标签: azure azure-data-lake azure-data-factory-2

我在Azure数据工厂中有一个管道,该管道执行REST API调用,并将其保存到Azure数据湖Gen2上的json对象。它始终使用BOM将文件编码为UTF-8。这会导致我的逻辑应用程序出现问题,我需要将文件编码为没有BOM的UTF-8。

在Data Factory中选择数据集上的编码时,我可以在UTF-8(默认)和UTF-8之间进行选择。这两个选项都将json文件另存为带有BOM的UTF-8。

我已经尝试过Base64ToString()将带有BOM表文件的UTF-8转换为字符串,但这仍然无法解析json。

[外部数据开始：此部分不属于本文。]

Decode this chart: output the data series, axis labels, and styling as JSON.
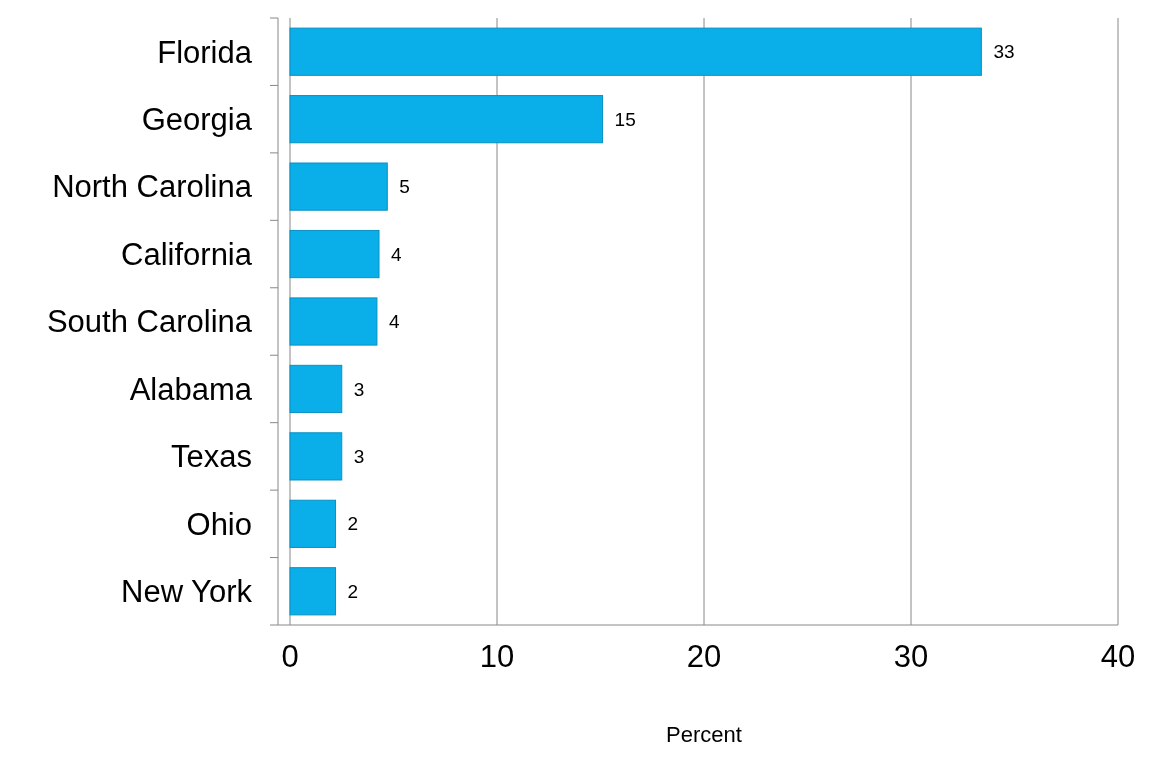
{
  "chart_data": {
    "type": "bar",
    "orientation": "horizontal",
    "xlabel": "Percent",
    "categories": [
      "Florida",
      "Georgia",
      "North Carolina",
      "California",
      "South Carolina",
      "Alabama",
      "Texas",
      "Ohio",
      "New York"
    ],
    "values": [
      33.4,
      15.1,
      4.7,
      4.3,
      4.2,
      2.5,
      2.5,
      2.2,
      2.2
    ],
    "value_labels": [
      "33",
      "15",
      "5",
      "4",
      "4",
      "3",
      "3",
      "2",
      "2"
    ],
    "color": "#0aaee8",
    "xlim": [
      0,
      40
    ],
    "xticks": [
      0,
      10,
      20,
      30,
      40
    ],
    "grid": "x"
  }
}
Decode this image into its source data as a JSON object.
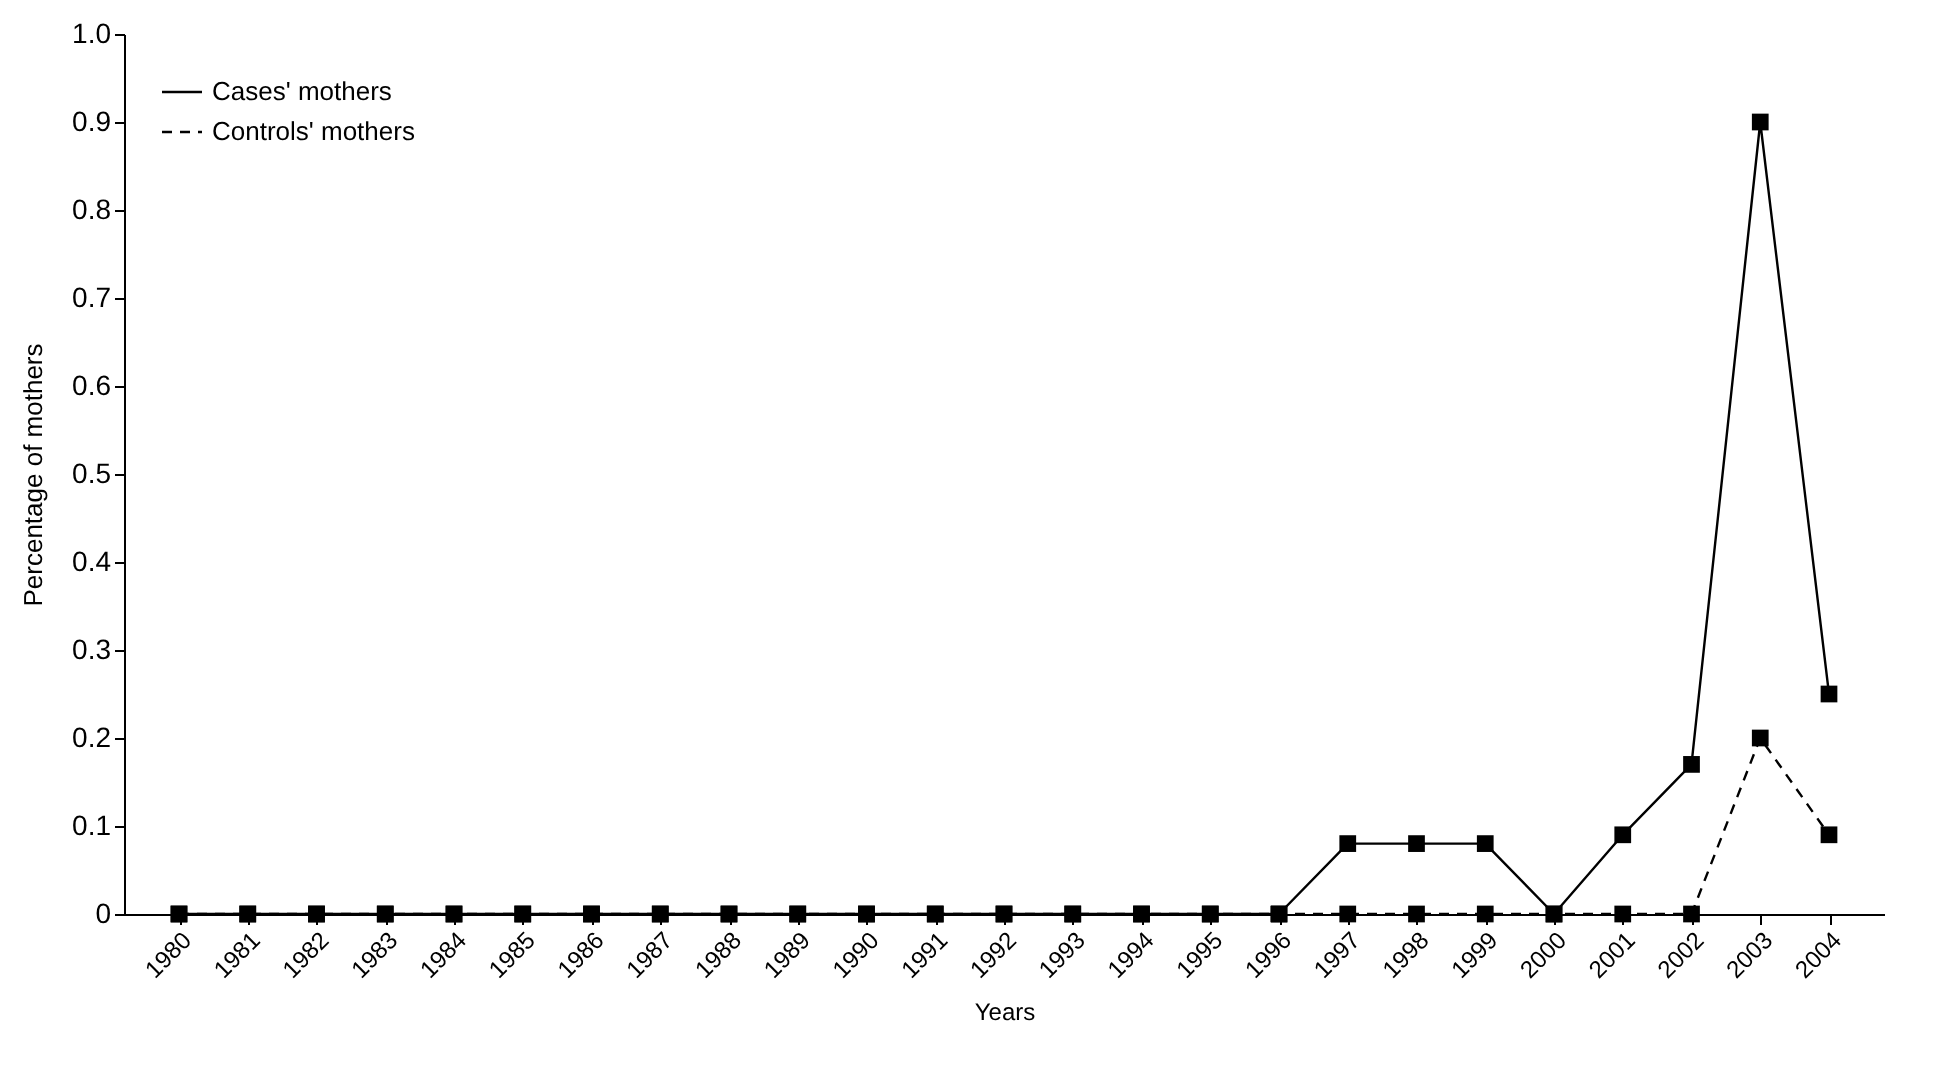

我猜有隐藏的BOM表字符吗?

这是Data Lake数据集的代码:

 {
    "name": "Datalake",
    "properties": {
        "linkedServiceName": {
            "referenceName": "Datalake",
            "type": "LinkedServiceReference"
        },
        "parameters": {
            "datasetfolder": {
                "type": "string",
                "defaultValue": "@pipeline().parameters.folder"
            }
        },
        "annotations": [],
        "type": "Json",
        "typeProperties": {
            "location": {
                "type": "AzureBlobFSLocation",
                "fileName": {
                    "value": "@concat(formatDateTime(utcnow()), '.json')",
                    "type": "Expression"
                },
                "folderPath": {
                    "value": "@concat(formatDateTime(utcNow(),'yyyy-MM-dd'))",
                    "type": "Expression"
                },
                "fileSystem": {
                    "value": "@dataset().datasetfolder",
                    "type": "Expression"
                }
            }
        }
    },
    "type": "Microsoft.DataFactory/factories/datasets"
}

这是管道的代码:

    "name": "2 - Microsoft365_AuditData_to_Datalake",
    "properties": {
        "activities": [
            {
                "name": "Copy Data1",
                "type": "Copy",
                "dependsOn": [],
                "policy": {
                    "timeout": "7.00:00:00",
                    "retry": 0,
                    "retryIntervalInSeconds": 30,
                    "secureOutput": false,
                    "secureInput": false
                },
                "userProperties": [],
                "typeProperties": {
                    "source": {
                        "type": "RestSource",
                        "httpRequestTimeout": "00:01:40",
                        "requestInterval": "00.00:00:00.010",
                        "requestMethod": "GET",
                        "additionalHeaders": {
                            "Content-Type": "application/json; charset=utf-8"
                        }
                    },
                    "sink": {
                        "type": "JsonSink",
                        "storeSettings": {
                            "type": "AzureBlobFSWriteSettings",
                            "copyBehavior": "FlattenHierarchy"
                        },
                        "formatSettings": {
                            "type": "JsonWriteSettings",
                            "quoteAllText": true,
                            "filePattern": "arrayOfObjects"
                        }
                    },
                    "enableStaging": false
                },
                "inputs": [
                    {
                        "referenceName": "REST_Microsoft0365_Audit",
                        "type": "DatasetReference"
                    }
                ],
                "outputs": [
                    {
                        "referenceName": "Datalake",
                        "type": "DatasetReference",
                        "parameters": {
                            "datasetfolder": "@pipeline().parameters.folder"
                        }
                    }
                ]
            }
        ],
        "parameters": {
            "folder": {
                "type": "string",
                "defaultValue": "auditgeneral"
            }
        },
        "annotations": []
    },
    "type": "Microsoft.DataFactory/factories/pipelines"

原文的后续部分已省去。